Looking back at my pre-tournament picks for the year's first two major golf championships, the Masters and U.S. Open, I noticed that there were only six players on both lists. In keeping with this pattern, I'll hang on to half of my choices from the U.S. Open and stick with them in the British Open, which begins Thursday at St. Andrews, Scotland.
But I'm not going with an equal number of Americans and non-Americans, as I did with the first two majors. I'm convinced someone from the U.S. is not likely to win at St. Andrews, so I'll only take Americans Phil Mickelson and Ricky Barnes, both risky picks and longshots but for different reasons. Yes, Mickelson, despite his win at the Masters this year, is a darkhorse to win the British Open, and I'll explain why.
The rest of my dozen picks this week will be foreigners. Included in that group are earlier picks Ian Poulter, Lee Westwood, K.J. Choi and Robert Allenby. But I think the vast majority of Americans will struggle, and I'm sorry to say that includes established U.S. stars like Jim Furyk and Steve Stricker.
Here's how my new lineup looks:
Keeping: Mickelson, Poulter, Westwood, Choi, Allenby and Barnes.
Dumping: Americans Furyk, Stricker, Dustin Johnson and Nick Watney, plus Rory McIlroy of Northern Ireland and Ryo Ishikawa of Japan.
Adding: Ernie Els, Retief Goosen, Tim Clark, Sergio Garcia, Graeme McDowell and Justin Rose.
This shakeup of my dozen picks gives me three South Africans (Els, Clark, Goosen), three Brits (Poulter, Westwood, Rose), one from Northern Ireland (McDowell), a Spaniard (Garcia), an Australian (Allenby) and a South Korean (Choi).
And, if you're counting, that's five Europeans. Which would certainly be going against recent history. In the past 20 years, only three Europeans have won the British Open: Ireland's Padraig Harrington (2007, 2008), Scotland's Paul Lawrie (1999) and England's Nick Faldo (1990, 1992).

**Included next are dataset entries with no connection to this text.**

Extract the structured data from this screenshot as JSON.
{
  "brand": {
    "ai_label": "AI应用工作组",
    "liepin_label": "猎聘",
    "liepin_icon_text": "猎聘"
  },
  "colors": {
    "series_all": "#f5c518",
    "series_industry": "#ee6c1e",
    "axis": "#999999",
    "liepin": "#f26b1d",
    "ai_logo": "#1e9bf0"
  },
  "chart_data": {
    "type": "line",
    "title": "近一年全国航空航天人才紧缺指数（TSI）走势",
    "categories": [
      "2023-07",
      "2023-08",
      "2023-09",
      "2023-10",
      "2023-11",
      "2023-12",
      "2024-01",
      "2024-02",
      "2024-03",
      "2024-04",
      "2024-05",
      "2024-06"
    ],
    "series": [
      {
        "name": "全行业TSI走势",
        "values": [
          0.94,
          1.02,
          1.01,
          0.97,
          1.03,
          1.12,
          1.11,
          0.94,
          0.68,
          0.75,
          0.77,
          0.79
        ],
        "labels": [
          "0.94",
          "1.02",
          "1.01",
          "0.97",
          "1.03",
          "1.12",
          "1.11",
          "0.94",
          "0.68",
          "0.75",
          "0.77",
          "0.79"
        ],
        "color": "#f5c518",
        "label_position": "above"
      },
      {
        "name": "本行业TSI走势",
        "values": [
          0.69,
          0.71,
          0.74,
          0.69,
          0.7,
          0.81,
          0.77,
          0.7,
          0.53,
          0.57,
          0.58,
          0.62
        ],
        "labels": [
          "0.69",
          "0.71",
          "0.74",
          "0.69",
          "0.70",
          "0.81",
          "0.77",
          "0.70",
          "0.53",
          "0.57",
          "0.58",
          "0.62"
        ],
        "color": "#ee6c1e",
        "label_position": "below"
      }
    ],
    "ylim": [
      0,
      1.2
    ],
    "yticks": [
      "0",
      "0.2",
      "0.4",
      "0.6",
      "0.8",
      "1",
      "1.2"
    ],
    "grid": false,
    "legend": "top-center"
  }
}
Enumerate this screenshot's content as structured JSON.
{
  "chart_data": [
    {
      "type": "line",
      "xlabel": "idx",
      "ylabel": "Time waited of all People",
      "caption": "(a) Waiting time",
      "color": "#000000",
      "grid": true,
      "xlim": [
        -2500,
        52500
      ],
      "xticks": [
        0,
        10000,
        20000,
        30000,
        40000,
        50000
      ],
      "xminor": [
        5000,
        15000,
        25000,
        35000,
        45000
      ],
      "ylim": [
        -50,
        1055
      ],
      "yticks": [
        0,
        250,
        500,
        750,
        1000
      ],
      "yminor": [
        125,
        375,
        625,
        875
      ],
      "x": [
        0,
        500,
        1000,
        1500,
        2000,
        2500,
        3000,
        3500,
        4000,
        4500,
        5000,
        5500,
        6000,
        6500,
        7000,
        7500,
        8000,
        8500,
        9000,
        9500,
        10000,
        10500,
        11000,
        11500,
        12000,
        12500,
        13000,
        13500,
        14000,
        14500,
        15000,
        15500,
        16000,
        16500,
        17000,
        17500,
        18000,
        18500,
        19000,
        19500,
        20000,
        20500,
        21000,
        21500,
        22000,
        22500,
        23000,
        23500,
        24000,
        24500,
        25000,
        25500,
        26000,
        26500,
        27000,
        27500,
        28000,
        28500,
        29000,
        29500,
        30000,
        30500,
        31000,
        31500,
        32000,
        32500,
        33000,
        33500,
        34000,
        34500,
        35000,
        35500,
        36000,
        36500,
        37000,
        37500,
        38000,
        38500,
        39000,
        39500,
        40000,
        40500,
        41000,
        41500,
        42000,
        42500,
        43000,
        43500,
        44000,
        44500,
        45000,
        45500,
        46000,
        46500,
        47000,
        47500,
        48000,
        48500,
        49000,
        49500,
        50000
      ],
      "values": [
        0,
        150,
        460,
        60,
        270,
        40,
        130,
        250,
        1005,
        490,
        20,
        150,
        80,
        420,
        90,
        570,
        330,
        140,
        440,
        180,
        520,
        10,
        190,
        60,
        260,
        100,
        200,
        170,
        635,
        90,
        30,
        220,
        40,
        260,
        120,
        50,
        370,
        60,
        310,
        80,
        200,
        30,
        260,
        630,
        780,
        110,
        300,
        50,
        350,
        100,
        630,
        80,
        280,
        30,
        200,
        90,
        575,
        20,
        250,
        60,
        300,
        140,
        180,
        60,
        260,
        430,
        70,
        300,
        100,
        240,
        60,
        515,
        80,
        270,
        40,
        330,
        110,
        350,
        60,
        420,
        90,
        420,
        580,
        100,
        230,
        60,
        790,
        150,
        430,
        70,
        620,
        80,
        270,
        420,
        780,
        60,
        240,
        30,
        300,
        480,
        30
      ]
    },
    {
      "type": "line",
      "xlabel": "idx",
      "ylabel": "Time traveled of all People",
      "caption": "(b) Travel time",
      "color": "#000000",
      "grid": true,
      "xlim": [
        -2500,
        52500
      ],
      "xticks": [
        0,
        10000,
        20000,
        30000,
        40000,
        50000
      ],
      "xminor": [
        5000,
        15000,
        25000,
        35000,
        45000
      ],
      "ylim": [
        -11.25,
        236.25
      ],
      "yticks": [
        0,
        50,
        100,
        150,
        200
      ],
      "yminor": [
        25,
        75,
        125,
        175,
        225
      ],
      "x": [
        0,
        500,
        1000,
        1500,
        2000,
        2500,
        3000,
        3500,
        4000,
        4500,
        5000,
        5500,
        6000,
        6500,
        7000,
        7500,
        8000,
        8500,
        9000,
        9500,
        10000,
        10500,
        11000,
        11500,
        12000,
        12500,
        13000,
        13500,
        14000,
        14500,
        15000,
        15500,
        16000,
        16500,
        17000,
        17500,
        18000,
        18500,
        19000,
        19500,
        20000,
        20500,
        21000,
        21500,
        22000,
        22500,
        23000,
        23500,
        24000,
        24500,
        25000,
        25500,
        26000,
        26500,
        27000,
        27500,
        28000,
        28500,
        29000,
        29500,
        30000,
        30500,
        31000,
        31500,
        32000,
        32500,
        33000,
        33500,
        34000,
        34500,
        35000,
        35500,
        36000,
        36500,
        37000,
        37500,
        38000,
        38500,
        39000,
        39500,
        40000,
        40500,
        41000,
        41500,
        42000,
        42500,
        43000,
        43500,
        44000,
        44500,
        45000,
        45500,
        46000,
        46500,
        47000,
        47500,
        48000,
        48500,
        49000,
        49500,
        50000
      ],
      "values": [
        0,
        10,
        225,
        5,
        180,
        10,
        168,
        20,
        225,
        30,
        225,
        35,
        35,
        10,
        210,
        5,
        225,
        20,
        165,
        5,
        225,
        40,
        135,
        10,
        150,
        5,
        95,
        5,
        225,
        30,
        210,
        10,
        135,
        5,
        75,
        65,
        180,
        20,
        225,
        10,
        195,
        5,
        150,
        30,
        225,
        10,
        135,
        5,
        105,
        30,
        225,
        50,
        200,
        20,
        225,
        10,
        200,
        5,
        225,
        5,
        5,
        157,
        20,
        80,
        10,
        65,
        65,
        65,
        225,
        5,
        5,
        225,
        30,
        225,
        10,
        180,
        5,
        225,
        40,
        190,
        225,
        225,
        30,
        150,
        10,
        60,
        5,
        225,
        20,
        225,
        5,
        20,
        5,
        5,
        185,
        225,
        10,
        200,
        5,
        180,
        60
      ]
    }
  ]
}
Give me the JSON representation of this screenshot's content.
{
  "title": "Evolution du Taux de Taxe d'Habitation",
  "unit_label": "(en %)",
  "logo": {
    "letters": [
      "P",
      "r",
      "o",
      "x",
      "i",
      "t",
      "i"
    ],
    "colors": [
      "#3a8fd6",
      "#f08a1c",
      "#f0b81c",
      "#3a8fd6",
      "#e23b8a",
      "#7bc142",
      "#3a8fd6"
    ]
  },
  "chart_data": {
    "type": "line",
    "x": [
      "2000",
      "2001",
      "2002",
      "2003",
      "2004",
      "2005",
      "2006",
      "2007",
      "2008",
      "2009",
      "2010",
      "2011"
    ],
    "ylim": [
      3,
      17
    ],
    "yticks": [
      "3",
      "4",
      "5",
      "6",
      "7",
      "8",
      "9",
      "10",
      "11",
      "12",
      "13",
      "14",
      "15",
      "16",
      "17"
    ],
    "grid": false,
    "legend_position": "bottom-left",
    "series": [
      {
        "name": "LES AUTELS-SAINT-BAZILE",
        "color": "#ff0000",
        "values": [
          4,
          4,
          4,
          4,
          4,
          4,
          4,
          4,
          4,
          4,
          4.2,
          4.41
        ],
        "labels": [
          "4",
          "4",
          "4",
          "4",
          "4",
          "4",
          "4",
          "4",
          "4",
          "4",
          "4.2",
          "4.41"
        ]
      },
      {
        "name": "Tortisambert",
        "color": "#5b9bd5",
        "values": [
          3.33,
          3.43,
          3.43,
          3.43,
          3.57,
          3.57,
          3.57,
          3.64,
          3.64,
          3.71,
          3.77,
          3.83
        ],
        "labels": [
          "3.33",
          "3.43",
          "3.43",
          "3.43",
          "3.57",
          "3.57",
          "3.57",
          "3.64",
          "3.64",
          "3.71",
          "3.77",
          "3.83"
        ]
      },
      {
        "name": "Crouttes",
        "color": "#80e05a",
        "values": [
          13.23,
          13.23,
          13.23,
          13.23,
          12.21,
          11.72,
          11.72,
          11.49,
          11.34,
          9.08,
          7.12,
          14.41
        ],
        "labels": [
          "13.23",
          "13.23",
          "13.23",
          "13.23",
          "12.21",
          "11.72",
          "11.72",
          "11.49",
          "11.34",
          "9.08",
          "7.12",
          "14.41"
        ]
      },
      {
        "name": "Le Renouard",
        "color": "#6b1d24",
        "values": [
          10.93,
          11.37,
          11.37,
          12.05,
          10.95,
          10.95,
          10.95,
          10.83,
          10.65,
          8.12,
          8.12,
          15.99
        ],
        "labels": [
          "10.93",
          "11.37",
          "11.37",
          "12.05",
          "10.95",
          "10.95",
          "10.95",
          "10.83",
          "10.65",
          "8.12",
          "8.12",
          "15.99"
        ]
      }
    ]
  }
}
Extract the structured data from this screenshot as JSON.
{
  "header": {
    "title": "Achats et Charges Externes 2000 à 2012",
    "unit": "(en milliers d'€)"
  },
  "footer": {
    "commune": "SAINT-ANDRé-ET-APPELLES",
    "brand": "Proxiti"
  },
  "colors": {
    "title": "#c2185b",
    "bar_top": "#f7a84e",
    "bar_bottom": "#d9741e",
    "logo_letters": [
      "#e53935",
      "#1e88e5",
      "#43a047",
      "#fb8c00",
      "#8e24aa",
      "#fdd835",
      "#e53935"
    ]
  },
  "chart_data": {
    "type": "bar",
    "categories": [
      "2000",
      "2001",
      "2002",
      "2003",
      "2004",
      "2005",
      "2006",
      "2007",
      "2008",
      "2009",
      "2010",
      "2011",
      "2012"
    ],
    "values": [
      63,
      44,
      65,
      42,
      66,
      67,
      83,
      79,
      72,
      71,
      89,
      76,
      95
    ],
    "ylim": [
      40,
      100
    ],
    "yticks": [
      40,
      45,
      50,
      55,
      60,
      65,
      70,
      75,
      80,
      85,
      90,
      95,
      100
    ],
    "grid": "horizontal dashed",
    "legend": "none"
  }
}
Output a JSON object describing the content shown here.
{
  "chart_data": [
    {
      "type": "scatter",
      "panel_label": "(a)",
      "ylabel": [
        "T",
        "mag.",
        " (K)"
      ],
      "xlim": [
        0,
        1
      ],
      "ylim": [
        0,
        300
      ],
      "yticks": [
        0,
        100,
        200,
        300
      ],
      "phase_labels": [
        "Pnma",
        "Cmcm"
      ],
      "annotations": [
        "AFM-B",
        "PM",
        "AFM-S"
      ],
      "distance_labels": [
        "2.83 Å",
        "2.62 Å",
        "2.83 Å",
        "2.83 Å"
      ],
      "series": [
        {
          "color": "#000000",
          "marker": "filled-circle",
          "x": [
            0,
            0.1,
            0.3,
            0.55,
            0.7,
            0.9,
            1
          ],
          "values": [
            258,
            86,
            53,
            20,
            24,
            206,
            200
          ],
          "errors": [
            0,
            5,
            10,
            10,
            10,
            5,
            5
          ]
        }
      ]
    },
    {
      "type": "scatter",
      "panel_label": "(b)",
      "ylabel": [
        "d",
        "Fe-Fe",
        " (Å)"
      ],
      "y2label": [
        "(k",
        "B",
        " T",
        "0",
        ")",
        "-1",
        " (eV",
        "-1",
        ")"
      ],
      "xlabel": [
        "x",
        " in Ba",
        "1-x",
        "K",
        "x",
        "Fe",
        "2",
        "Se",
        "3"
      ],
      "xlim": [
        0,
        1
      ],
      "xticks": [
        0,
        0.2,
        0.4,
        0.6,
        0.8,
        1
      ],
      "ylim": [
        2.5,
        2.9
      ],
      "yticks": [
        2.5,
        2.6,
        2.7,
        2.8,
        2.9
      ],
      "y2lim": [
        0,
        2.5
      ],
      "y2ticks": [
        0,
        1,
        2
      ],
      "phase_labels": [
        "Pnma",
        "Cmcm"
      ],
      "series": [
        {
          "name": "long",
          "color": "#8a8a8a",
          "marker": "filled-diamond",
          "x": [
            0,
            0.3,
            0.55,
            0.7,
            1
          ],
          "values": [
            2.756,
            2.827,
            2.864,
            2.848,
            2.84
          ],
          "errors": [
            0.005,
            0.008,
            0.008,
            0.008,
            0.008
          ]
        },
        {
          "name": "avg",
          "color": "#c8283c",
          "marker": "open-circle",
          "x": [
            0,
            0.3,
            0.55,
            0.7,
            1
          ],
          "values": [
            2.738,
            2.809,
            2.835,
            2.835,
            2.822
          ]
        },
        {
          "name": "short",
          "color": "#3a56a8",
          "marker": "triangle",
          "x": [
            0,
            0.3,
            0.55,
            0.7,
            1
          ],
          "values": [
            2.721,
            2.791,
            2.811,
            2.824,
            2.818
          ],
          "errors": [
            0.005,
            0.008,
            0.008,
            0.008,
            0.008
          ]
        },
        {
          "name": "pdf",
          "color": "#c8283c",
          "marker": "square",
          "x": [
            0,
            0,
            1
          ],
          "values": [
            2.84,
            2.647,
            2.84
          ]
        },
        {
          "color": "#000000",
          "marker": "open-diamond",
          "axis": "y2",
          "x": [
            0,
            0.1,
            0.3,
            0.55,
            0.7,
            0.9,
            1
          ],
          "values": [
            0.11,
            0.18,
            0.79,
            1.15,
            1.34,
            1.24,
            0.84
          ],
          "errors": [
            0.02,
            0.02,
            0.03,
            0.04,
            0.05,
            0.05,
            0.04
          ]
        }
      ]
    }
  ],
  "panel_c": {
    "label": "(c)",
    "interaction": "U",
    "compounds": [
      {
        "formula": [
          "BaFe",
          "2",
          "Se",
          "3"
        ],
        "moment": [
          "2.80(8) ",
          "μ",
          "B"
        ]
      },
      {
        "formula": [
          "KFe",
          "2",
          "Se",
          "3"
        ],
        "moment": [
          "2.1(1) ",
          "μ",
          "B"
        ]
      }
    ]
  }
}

Why these 12, you say? And how come Tiger Woods, who won the British Open the last two times it was held at St. Andrews, is not on this list?
Conventional wisdom says Tiger should not only be the favorite this week, he should win. Many thought he would win the U.S. Open at Pebble Beach last month, since he had dominated the U.S. Open there in 2000, winning by 15 shots. But Tiger's fondness for the course was always a love-hate affair; especially irksome to him were Pebble's unpredictable poa annua putting surfaces.
St. Andrews, on the other hand, is truly in Tiger's wheelhouse. Asked earlier this year if he was excited about 2010, with the first three majors at Augusta (Masters), Pebble Beach (U.S. Open) and St. Andrews (British Open), Tiger clarified by saying he'd like to play "St. Andrews, St. Andrews, St. Andrews."
Tiger played well at Augusta considering his long layoff, not quite as well at the U.S. Open, and wound up tied for fourth at both majors. But I don't think he's there yet with his game. He might win, and I'll agree he's the favorite. I just don't see it.
As for my dozen, only four (Mickelson, Els, Goosen, McDowell) have ever won a major, and only one (Els) has won the British Open. Mickelson, by comparison, has an abyssmal record at the British Open, with only one top-10 finish and three missed cuts. But I feel like Phil, at 40, has learned a bit from his beat-downs at both the U.S. Open (five runner-up finishes) and the British Open.
Els, also 40, and Goosen, 41, view the British Open with the same reverence that Americans do the U.S. Open. Els won the 2002 British Open in a four-man playoff and has 11 other top-10 finishes in the event. Goosen has never hoisted the Claret Jug, but he has seven top-10 British Open finishes.
McDowell is a mostly sentimental pick, because I liked the way he handled himself down the stretch to capture the U.S. Open in June. Plus, anybody who can win at Pebble Beach has got to have some game.
The other foreigners? Poulter, 24, and Rose, 27, are the future of golf in England. Westwood, Clark, Garcia and Allenby, all in their 30s, are considered among the best players without a major title. Choi is looking to follow in the footsteps of countryman Y.E. Yang, who won last year's PGA Championship.
That leaves us with Barnes, maybe the darkest of my darkhorses. He has no PGA Tour victories and has played in only seven majors in seven-plus years since turning pro in 2003. But he was the runner-up at the 2009 U.S. Open and 10th at the Masters this year. Plus, he plays without fear and can hit the ball a mile.
That sounds a bit like a lovable, long-hitting guy from Arkansas who won the 1991 PGA Championship after having won nothing else on the PGA Tour. By the way, that guy, John Daly, also won the British Open, 15 years ago. At St. Andrews.
So dream on, Ricky Barnes. It can happen.